Brennan claims Alvarez sexually assaulted her in April 2017, when Alvarez was in charge of Muslim and Latino outreach for Murphy’s campaign, for which Brennan would later become a volunteer.
Alvarez denies the sexual assault allegations, claiming the event was consensual.
“What I would have like to have seen is a grand jury, because if they posed everything and put it before a grand jury and decided not to indict, then neither entity had to worry about being criticized,” Assemblywoman Betty Lou DeCroce. “If it went to a grand jury, there wouldn’t have been any criticism of Hudson or Middlesex, and because that didn’t happen, that gives me concern.”
The Special Committee has sought emails sent or received by Hudson County Prosecutor Esther Suarez, who knows both Alvarez and Brennan, that the committee’s members believe could contradict her claims that she was not involved in the investigation of Brennan’s claims.
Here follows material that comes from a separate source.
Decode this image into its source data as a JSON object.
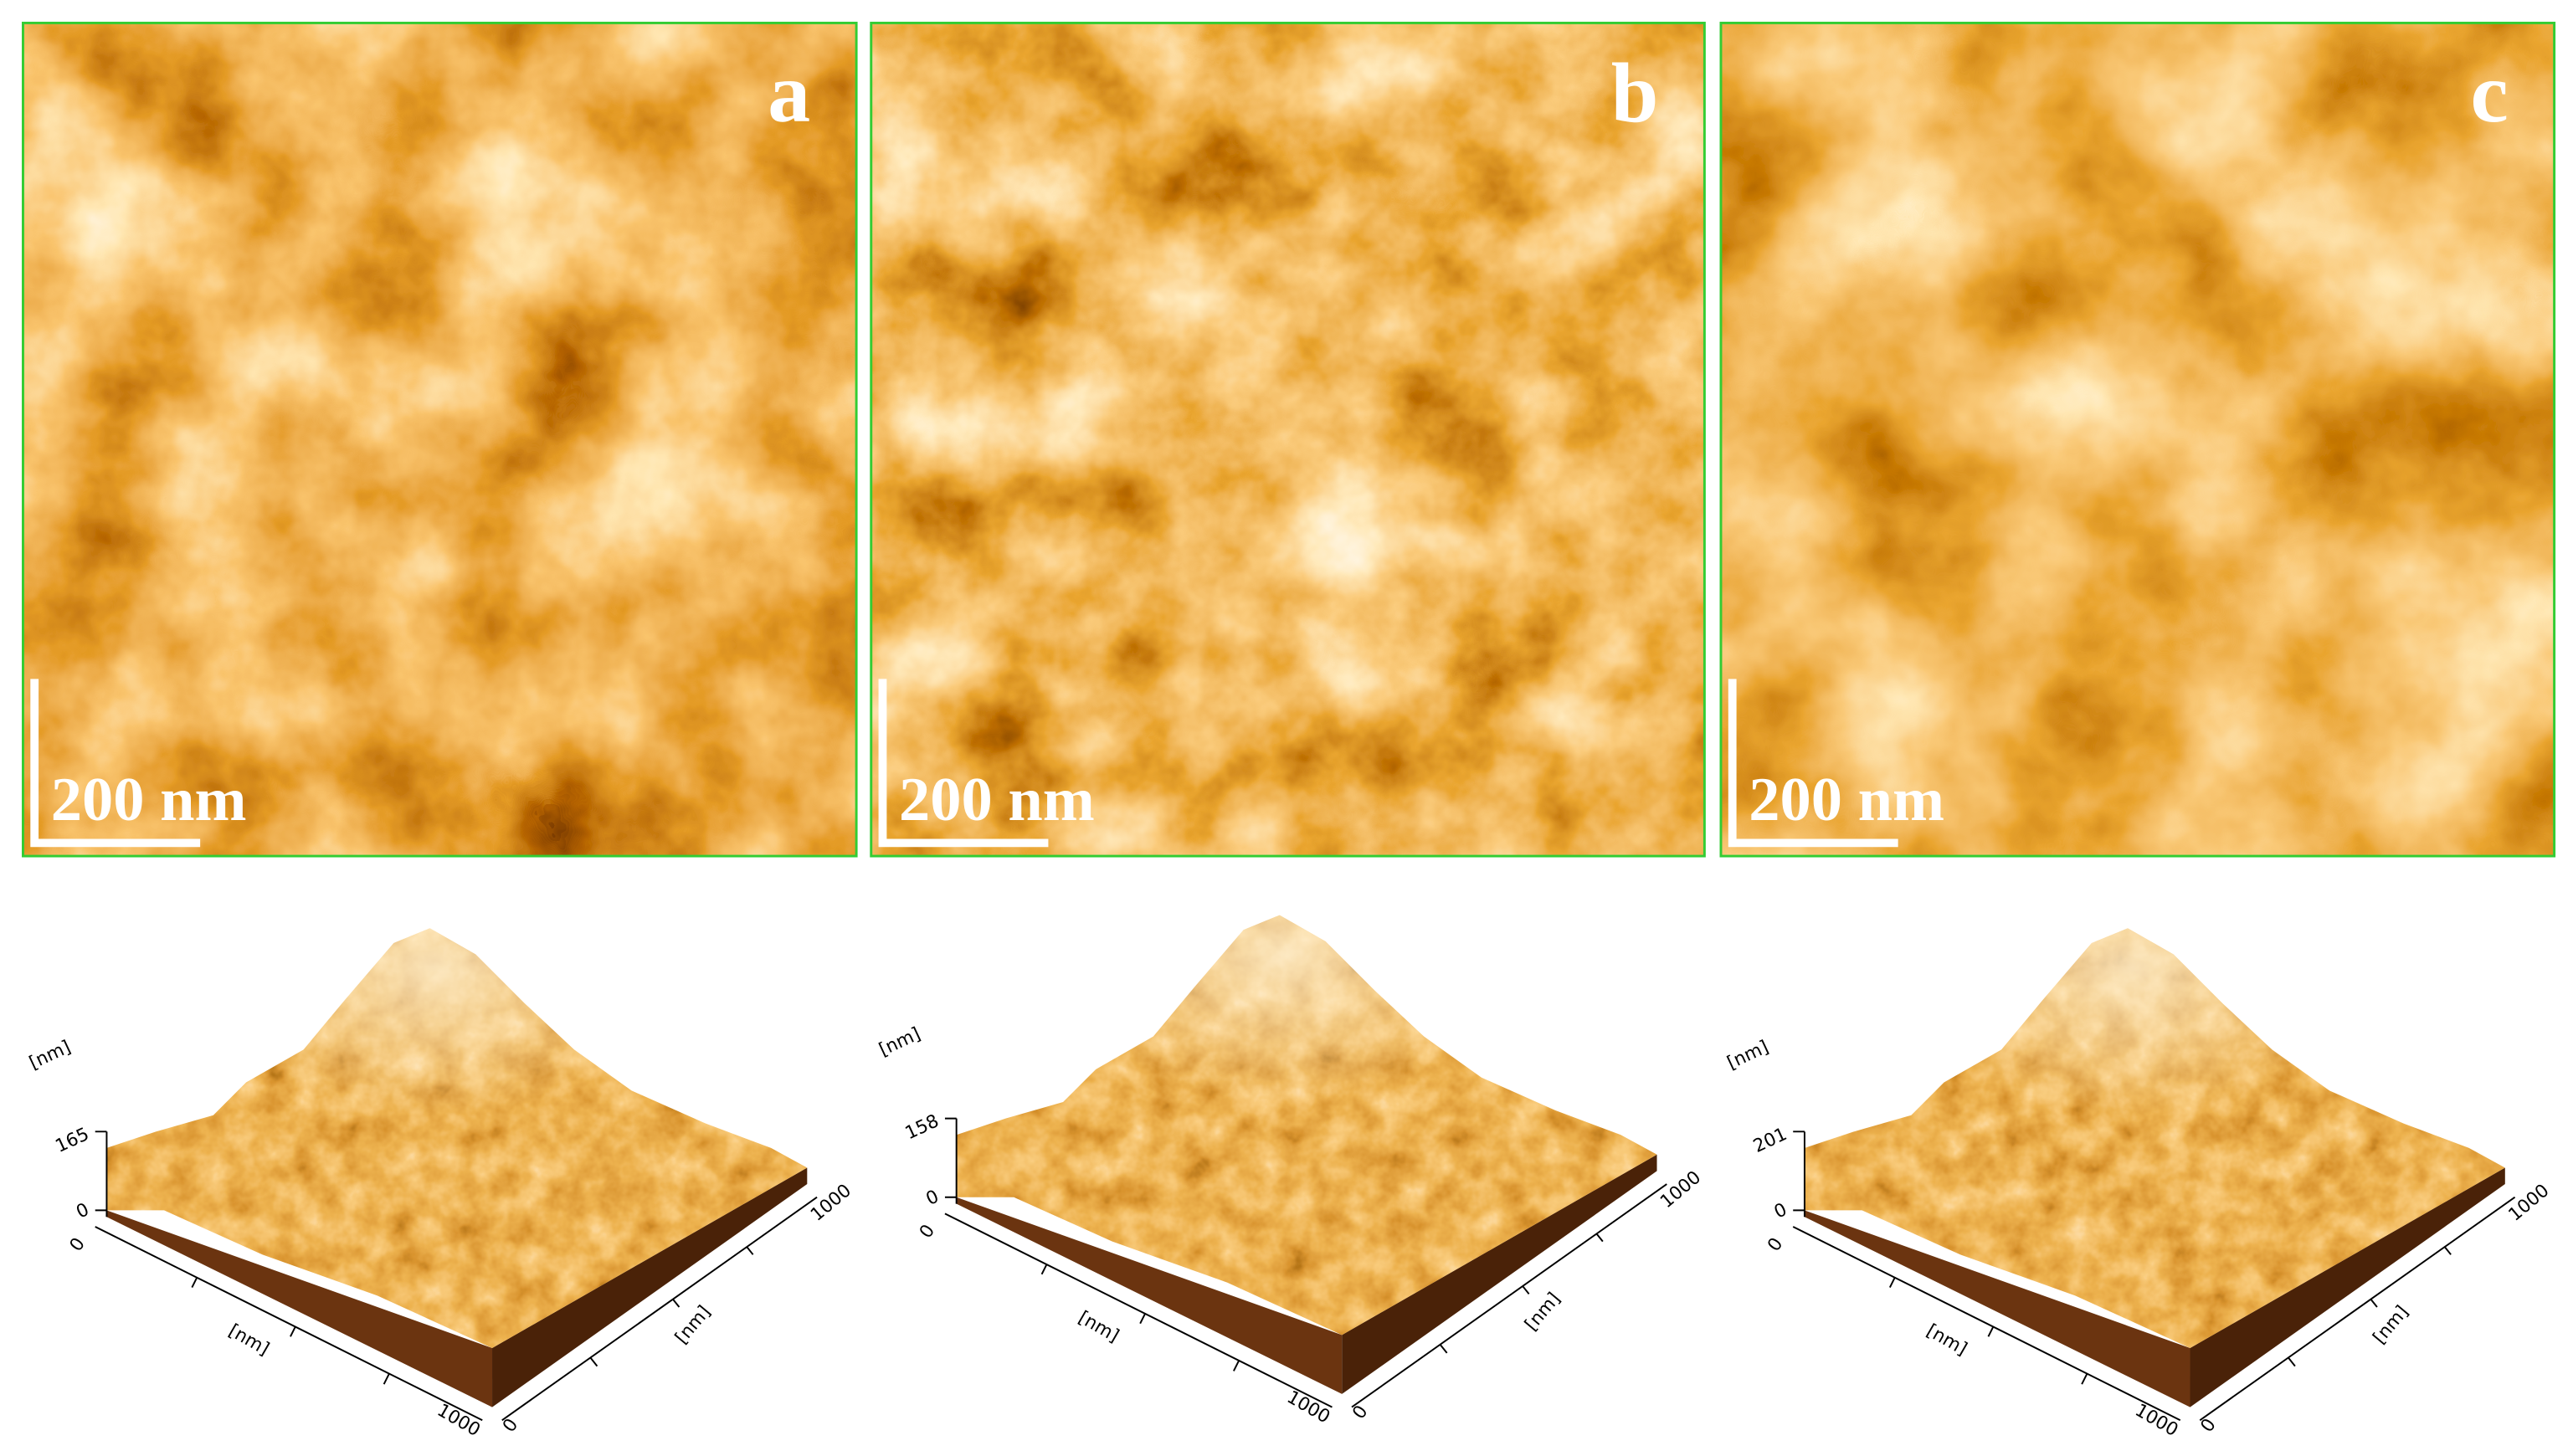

Those requests have been unsuccessful so far, and Suarez has faced criticism for her handling of the case, though investigations into how the probe was conducted have not revealed any wrongdoing.
It’s possible the committee will itself probe prosecutors’ handling of Brennan’s case, but with budget season looming — Select Committee Co-Chair Assemblywoman Eliana Pintor Marin chairs the Assembly Budget Committee—it’s not clear whether legislative leaders and committee chairs will have the appetite to continue with a widened scope.
Members of the committee lean in different ways on that, but at least some are happy with whatever choice legislative leaders make.
“I leave that up to the leadership,” Lampitt said.